Application Performance Monitoring: Beyond the Health Check Endpoint

A health check endpoint that returns 200 tells you your application process is running. It tells you nothing about whether your application is performing well, why users might be experiencing slow response times, which database queries are responsible for 40% of your API latency, or how your application's performance has changed since the last deployment.

Performance monitoring is about answering those questions with data. Here is how I set it up properly.

The Performance Metrics That Matter

Performance monitoring starts with defining what "performance" means for your specific application. For a web API, the relevant metrics are:

Response time by endpoint — not just average, but p50, p90, p99, and p99.9. The average latency for your API might be 45ms. The p99 might be 1,200ms. Those are wildly different user experiences, and the average tells you almost nothing about the tail.

Database query time — which queries are slow, how frequently they run, and whether query performance is consistent or variable (variable indicates table scan behavior that degrades as data grows).

External API call latency — every call to a third-party service is a latency source you do not control. You need to know which external calls are the slowest and what happens when they time out.

Error rate by endpoint — percentage of requests that return 4xx or 5xx responses, broken down by endpoint.

Throughput — requests per second, showing your load patterns and helping you correlate performance changes with traffic changes.

Distributed Tracing: Following a Request Through Your System

For applications that span multiple services — an API that calls other APIs, reads from a database, puts items on a queue — you need distributed tracing to understand where time is spent within a request.

OpenTelemetry is the standard. It provides vendor-neutral instrumentation libraries that export trace data to any compatible backend (Jaeger, Zipkin, Datadog, Honeycomb, Grafana Tempo).

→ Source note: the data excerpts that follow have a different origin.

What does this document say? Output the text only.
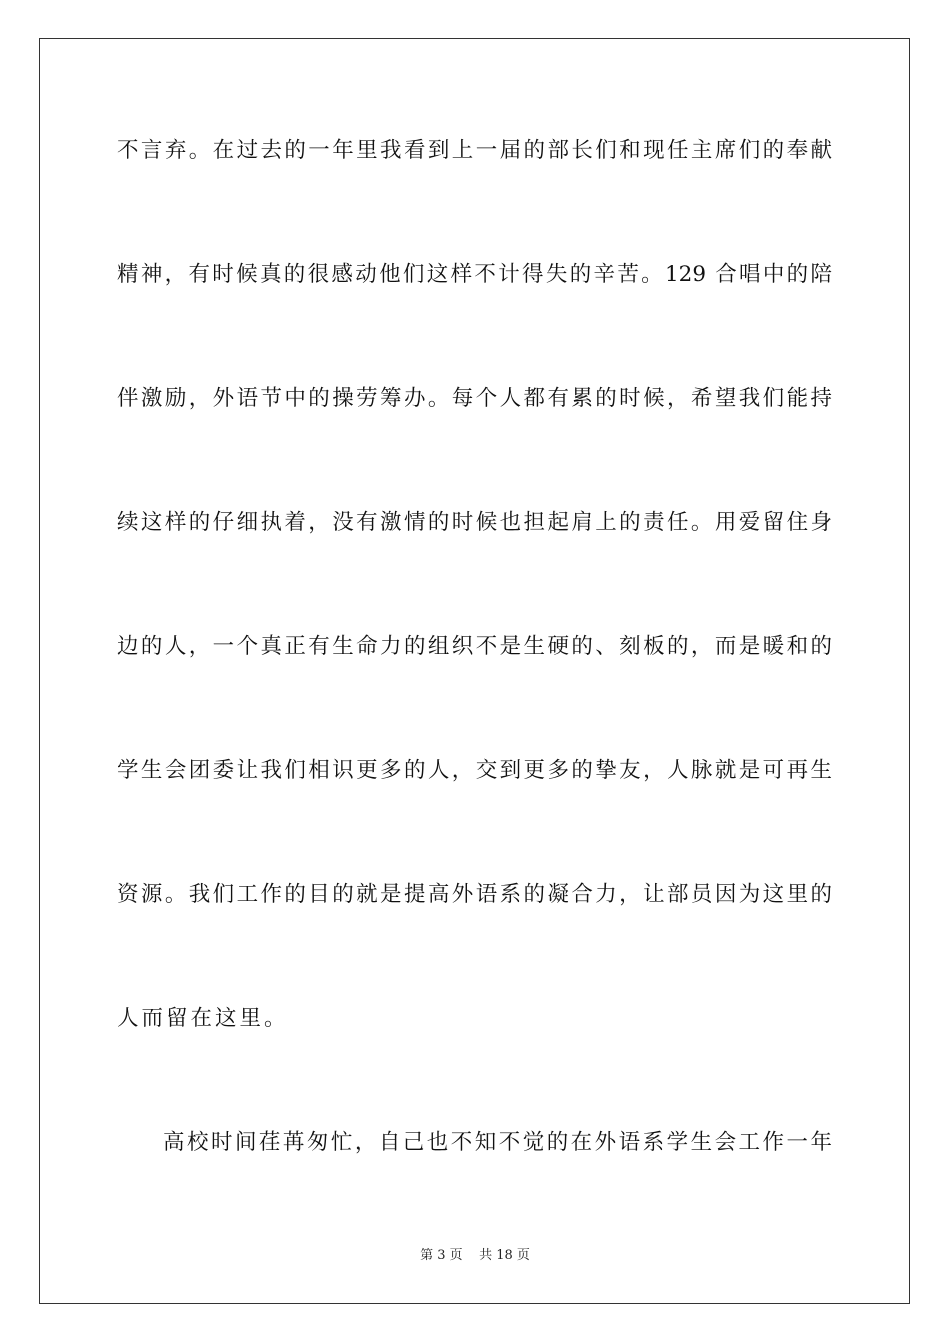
不言弃。在过去的一年里我看到上一届的部长们和现任主席们的奉献
精神，有时候真的很感动他们这样不计得失的辛苦。129 合唱中的陪
伴激励，外语节中的操劳筹办。每个人都有累的时候，希望我们能持
续这样的仔细执着，没有激情的时候也担起肩上的责任。用爱留住身
边的人，一个真正有生命力的组织不是生硬的、刻板的，而是暖和的
学生会团委让我们相识更多的人，交到更多的挚友，人脉就是可再生
资源。我们工作的目的就是提高外语系的凝合力，让部员因为这里的
人而留在这里。
高校时间荏苒匆忙，自己也不知不觉的在外语系学生会工作一年
第 3 页    共 18 页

Instrument your Node.js application:

// instrumentation.ts — must be loaded before anything else
import { NodeSDK } from "@opentelemetry/sdk-node";
import { OTLPTraceExporter } from "@opentelemetry/exporter-trace-otlp-http";
import { HttpInstrumentation } from "@opentelemetry/instrumentation-http";
import { ExpressInstrumentation } from "@opentelemetry/instrumentation-express";
import { PgInstrumentation } from "@opentelemetry/instrumentation-pg";

Const sdk = new NodeSDK({
 serviceName: "payment-api",
 traceExporter: new OTLPTraceExporter({
 url: process.env.OTEL_EXPORTER_OTLP_ENDPOINT,
 }),
 instrumentations: [
 new HttpInstrumentation(),
 new ExpressInstrumentation(),
 new PgInstrumentation(),
 ],
});

Sdk.start();

Load this before your application code:

{
 "scripts": {
 "start": "node --require ./instrumentation.js src/index.js"
 }
}

With this in place, every HTTP request creates a trace with spans for each operation: the incoming HTTP request, each database query, each outbound HTTP call. You can see the waterfall of operations for any request — total time, time per operation, where the bottleneck is.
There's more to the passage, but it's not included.